Last night was marked by party music of all kinds. I kicked off my evening with LA-33, a band from Colombia best known for their viral YouTube hit "La Pantera Mambo." I had written them off as one of those YouTube joke bands like Pomplamoose, but boy was I wrong. This crew delivered some of the grooviest, funkiest salsa I've heard live in a long time. Rooted in the classic Fania records of Willie Colon and Hector Lavoe, with a modern funk and hip-hop edge. Their covers are totally kitschy - "Roxanne," the aforementioned Pink Panther theme - but musically they work.
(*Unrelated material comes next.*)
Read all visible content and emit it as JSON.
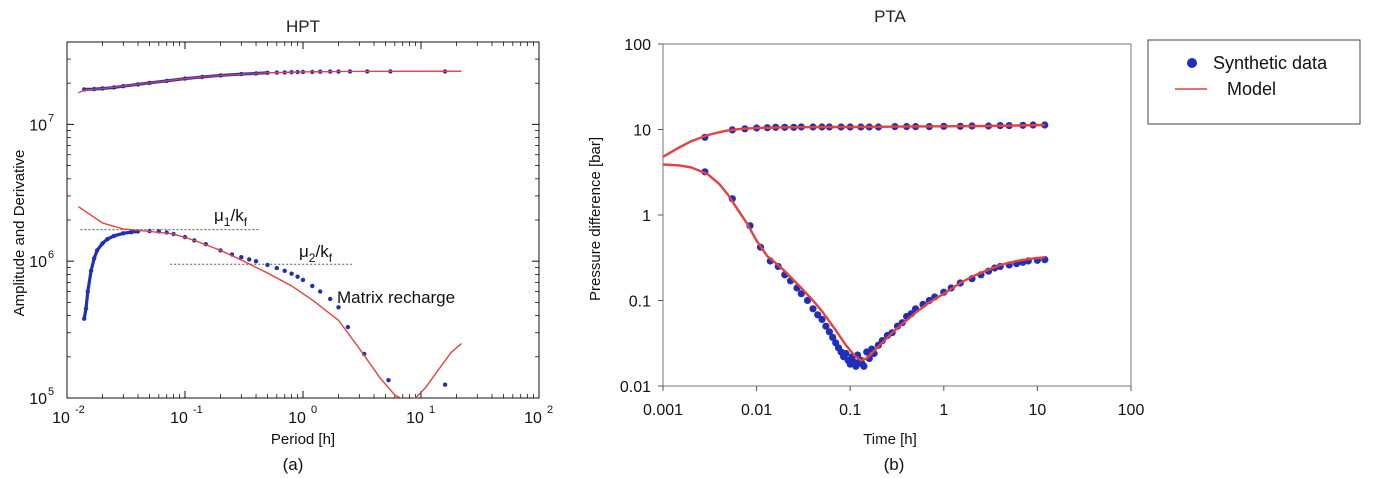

Then it was off to Slavic Soul Party. I've been meaning to see this Balkan brass band of Brooklynites for years, and they pulled no punches in their 9 pm set. Furious amounts of energy, tremendous precision by the trumpeters in their ornamentation, and the loudest tuba I have ever heard, played by the mohawk-sporting Ron Caswell.
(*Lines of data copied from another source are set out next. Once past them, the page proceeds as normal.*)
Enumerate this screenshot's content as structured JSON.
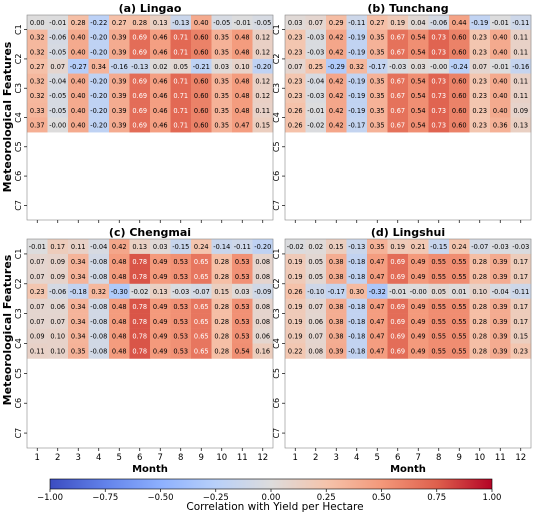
{
  "figure": {
    "ylabel": "Meteorological Features",
    "colorbar": {
      "label": "Correlation with Yield per Hectare",
      "ticks": [
        "−1.00",
        "−0.75",
        "−0.50",
        "−0.25",
        "0.00",
        "0.25",
        "0.50",
        "0.75",
        "1.00"
      ],
      "range": [
        -1,
        1
      ],
      "colormap": "coolwarm",
      "colors": {
        "neg": "#3b4cc0",
        "mid": "#dddddd",
        "pos": "#b40426"
      }
    }
  },
  "chart_data": [
    {
      "type": "heatmap",
      "title": "(a) Lingao",
      "xlabel": "",
      "ylabel": "Meteorological Features",
      "x": [
        "1",
        "2",
        "3",
        "4",
        "5",
        "6",
        "7",
        "8",
        "9",
        "10",
        "11",
        "12"
      ],
      "y": [
        "C1",
        "C2",
        "C3",
        "C4",
        "C5",
        "C6",
        "C7"
      ],
      "values": [
        [
          [
            0.0,
            -0.01,
            0.28,
            -0.22,
            0.27,
            0.28,
            0.13,
            -0.13,
            0.4,
            -0.05,
            -0.01,
            -0.05
          ],
          [
            0.32,
            -0.06,
            0.4,
            -0.2,
            0.39,
            0.69,
            0.46,
            0.71,
            0.6,
            0.35,
            0.48,
            0.12
          ]
        ],
        [
          [
            0.32,
            -0.05,
            0.4,
            -0.2,
            0.39,
            0.69,
            0.46,
            0.71,
            0.6,
            0.35,
            0.48,
            0.12
          ],
          [
            0.27,
            0.07,
            -0.27,
            0.34,
            -0.16,
            -0.13,
            0.02,
            0.05,
            -0.21,
            0.03,
            0.1,
            -0.2
          ]
        ],
        [
          [
            0.32,
            -0.04,
            0.4,
            -0.2,
            0.39,
            0.69,
            0.46,
            0.71,
            0.6,
            0.35,
            0.48,
            0.12
          ],
          [
            0.32,
            -0.05,
            0.4,
            -0.2,
            0.39,
            0.69,
            0.46,
            0.71,
            0.6,
            0.35,
            0.48,
            0.12
          ]
        ],
        [
          [
            0.33,
            -0.05,
            0.4,
            -0.2,
            0.39,
            0.69,
            0.46,
            0.71,
            0.6,
            0.35,
            0.48,
            0.11
          ],
          [
            0.37,
            -0.0,
            0.4,
            -0.2,
            0.39,
            0.69,
            0.46,
            0.71,
            0.6,
            0.35,
            0.47,
            0.15
          ]
        ],
        [],
        [],
        []
      ]
    },
    {
      "type": "heatmap",
      "title": "(b) Tunchang",
      "xlabel": "",
      "ylabel": "",
      "x": [
        "1",
        "2",
        "3",
        "4",
        "5",
        "6",
        "7",
        "8",
        "9",
        "10",
        "11",
        "12"
      ],
      "y": [
        "C1",
        "C2",
        "C3",
        "C4",
        "C5",
        "C6",
        "C7"
      ],
      "values": [
        [
          [
            0.03,
            0.07,
            0.29,
            -0.11,
            0.27,
            0.19,
            0.04,
            -0.06,
            0.44,
            -0.19,
            -0.01,
            -0.11
          ],
          [
            0.23,
            -0.03,
            0.42,
            -0.19,
            0.35,
            0.67,
            0.54,
            0.73,
            0.6,
            0.23,
            0.4,
            0.11
          ]
        ],
        [
          [
            0.23,
            -0.03,
            0.42,
            -0.19,
            0.35,
            0.67,
            0.54,
            0.73,
            0.6,
            0.23,
            0.4,
            0.11
          ],
          [
            0.07,
            0.25,
            -0.29,
            0.32,
            -0.17,
            -0.03,
            0.03,
            -0.0,
            -0.24,
            0.07,
            -0.01,
            -0.16
          ]
        ],
        [
          [
            0.23,
            -0.04,
            0.42,
            -0.19,
            0.35,
            0.67,
            0.54,
            0.73,
            0.6,
            0.23,
            0.4,
            0.11
          ],
          [
            0.23,
            -0.03,
            0.42,
            -0.19,
            0.35,
            0.67,
            0.54,
            0.73,
            0.6,
            0.23,
            0.4,
            0.11
          ]
        ],
        [
          [
            0.26,
            -0.01,
            0.42,
            -0.19,
            0.35,
            0.67,
            0.54,
            0.73,
            0.6,
            0.23,
            0.4,
            0.09
          ],
          [
            0.26,
            -0.02,
            0.42,
            -0.17,
            0.35,
            0.67,
            0.54,
            0.73,
            0.6,
            0.23,
            0.36,
            0.13
          ]
        ],
        [],
        [],
        []
      ]
    },
    {
      "type": "heatmap",
      "title": "(c) Chengmai",
      "xlabel": "Month",
      "ylabel": "Meteorological Features",
      "x": [
        "1",
        "2",
        "3",
        "4",
        "5",
        "6",
        "7",
        "8",
        "9",
        "10",
        "11",
        "12"
      ],
      "y": [
        "C1",
        "C2",
        "C3",
        "C4",
        "C5",
        "C6",
        "C7"
      ],
      "values": [
        [
          [
            -0.01,
            0.17,
            0.11,
            -0.04,
            0.42,
            0.13,
            0.03,
            -0.15,
            0.24,
            -0.14,
            -0.11,
            -0.2
          ],
          [
            0.07,
            0.09,
            0.34,
            -0.08,
            0.48,
            0.78,
            0.49,
            0.53,
            0.65,
            0.28,
            0.53,
            0.08
          ]
        ],
        [
          [
            0.07,
            0.09,
            0.34,
            -0.08,
            0.48,
            0.78,
            0.49,
            0.53,
            0.65,
            0.28,
            0.53,
            0.08
          ],
          [
            0.23,
            -0.06,
            -0.18,
            0.32,
            -0.3,
            -0.02,
            0.13,
            -0.03,
            -0.07,
            0.15,
            0.03,
            -0.09
          ]
        ],
        [
          [
            0.07,
            0.06,
            0.34,
            -0.08,
            0.48,
            0.78,
            0.49,
            0.53,
            0.65,
            0.28,
            0.53,
            0.08
          ],
          [
            0.07,
            0.07,
            0.34,
            -0.08,
            0.48,
            0.78,
            0.49,
            0.53,
            0.65,
            0.28,
            0.53,
            0.08
          ]
        ],
        [
          [
            0.09,
            0.1,
            0.34,
            -0.08,
            0.48,
            0.78,
            0.49,
            0.53,
            0.65,
            0.28,
            0.53,
            0.06
          ],
          [
            0.11,
            0.1,
            0.35,
            -0.08,
            0.48,
            0.78,
            0.49,
            0.53,
            0.65,
            0.28,
            0.54,
            0.16
          ]
        ],
        [],
        [],
        []
      ]
    },
    {
      "type": "heatmap",
      "title": "(d) Lingshui",
      "xlabel": "Month",
      "ylabel": "",
      "x": [
        "1",
        "2",
        "3",
        "4",
        "5",
        "6",
        "7",
        "8",
        "9",
        "10",
        "11",
        "12"
      ],
      "y": [
        "C1",
        "C2",
        "C3",
        "C4",
        "C5",
        "C6",
        "C7"
      ],
      "values": [
        [
          [
            -0.02,
            0.02,
            0.15,
            -0.13,
            0.35,
            0.19,
            0.21,
            -0.15,
            0.24,
            -0.07,
            -0.03,
            -0.03
          ],
          [
            0.19,
            0.05,
            0.38,
            -0.18,
            0.47,
            0.69,
            0.49,
            0.55,
            0.55,
            0.28,
            0.39,
            0.17
          ]
        ],
        [
          [
            0.19,
            0.05,
            0.38,
            -0.18,
            0.47,
            0.69,
            0.49,
            0.55,
            0.55,
            0.28,
            0.39,
            0.17
          ],
          [
            0.26,
            -0.1,
            -0.17,
            0.3,
            -0.32,
            -0.01,
            -0.0,
            0.05,
            0.01,
            0.1,
            -0.04,
            -0.11
          ]
        ],
        [
          [
            0.19,
            0.07,
            0.38,
            -0.18,
            0.47,
            0.69,
            0.49,
            0.55,
            0.55,
            0.28,
            0.39,
            0.17
          ],
          [
            0.19,
            0.06,
            0.38,
            -0.18,
            0.47,
            0.69,
            0.49,
            0.55,
            0.55,
            0.28,
            0.39,
            0.17
          ]
        ],
        [
          [
            0.19,
            0.07,
            0.38,
            -0.18,
            0.47,
            0.69,
            0.49,
            0.55,
            0.55,
            0.28,
            0.39,
            0.15
          ],
          [
            0.22,
            0.08,
            0.39,
            -0.18,
            0.47,
            0.69,
            0.49,
            0.55,
            0.55,
            0.28,
            0.39,
            0.23
          ]
        ],
        [],
        [],
        []
      ]
    }
  ]
}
Last night was also my first time seeing Dave Douglas' Keystone live. Playing music from the new film collaboration with Bill Morrison, Spark of Being, two things struck me immediately: 1) the absence of DJ Olive (on parental leave, and being subbed by Jeff Countryman behind the scenes); and 2) the similarity between Keystone and Dave's quintet. The instrumentation, obviously, is remarkably similar - Marcus Strickland on tenor, Adam Benjamin on Rhodes, Brad Jones on Baby Bass, and Gene Lake on drums. It's the slight differences in the players from their counterparts in the Quintet that really mark the two bands apart - Strickland has more air around his sound than the razor edge of Donny McCaslin; Benjamin processed his Rhodes with filters and delays that allowed him to be the glue between the band and the sound design; Jones' Baby bass has a hollow sound (and unfortunately wasn't working for most of the show); and Lake is an entirely different beast on kit. But it seems that Douglas' compositional voice is now cohesive across his many projects - the Quintet, Keystone and Brass Ecstasy are all quintessentially Dave.
Based on Morrison's film, which is itself based on Frankenstein, the opening themes had that quality of unpredictable ascension that only Douglas writes. The recurring themes often featured repetitive motivic figures, in one tune sounding like an air raid siren. The repetition of repetition led to a couple of "Epistrophy" quotes - how very meta. In other places, it seemed that Douglas has been checking out J Dilla and Flying Lotus, Lake delivering powerful beats that had Douglas and Strickland in full-out headnod mode. At times it was truly difficult to tell what was Benjamin's processed Rhodes and what samples Countryman was triggering from the stage, and that was truly important: the samples were truly integrated into the band sound. Lake used his powers of chops and gear for good and not ill - there were some pyrotechnic rolls but they were at the service of the music, and very few have a groove as deep. He absolutely nailed the unique swing of Dilla and post-Dilla experimental hip-hop, the Afro-Cuban 12/8 feel that popped up a few times, and the swampy funk and shuffle of the encores.
The first few pieces of Spark of Being were delivered continuously, and I think the music may have even been more effective delivered as a continuous suite or even screened with the film. Even without that, Spark of Being is compelling music and perhaps the most seamless integration of electronics in Douglas' career.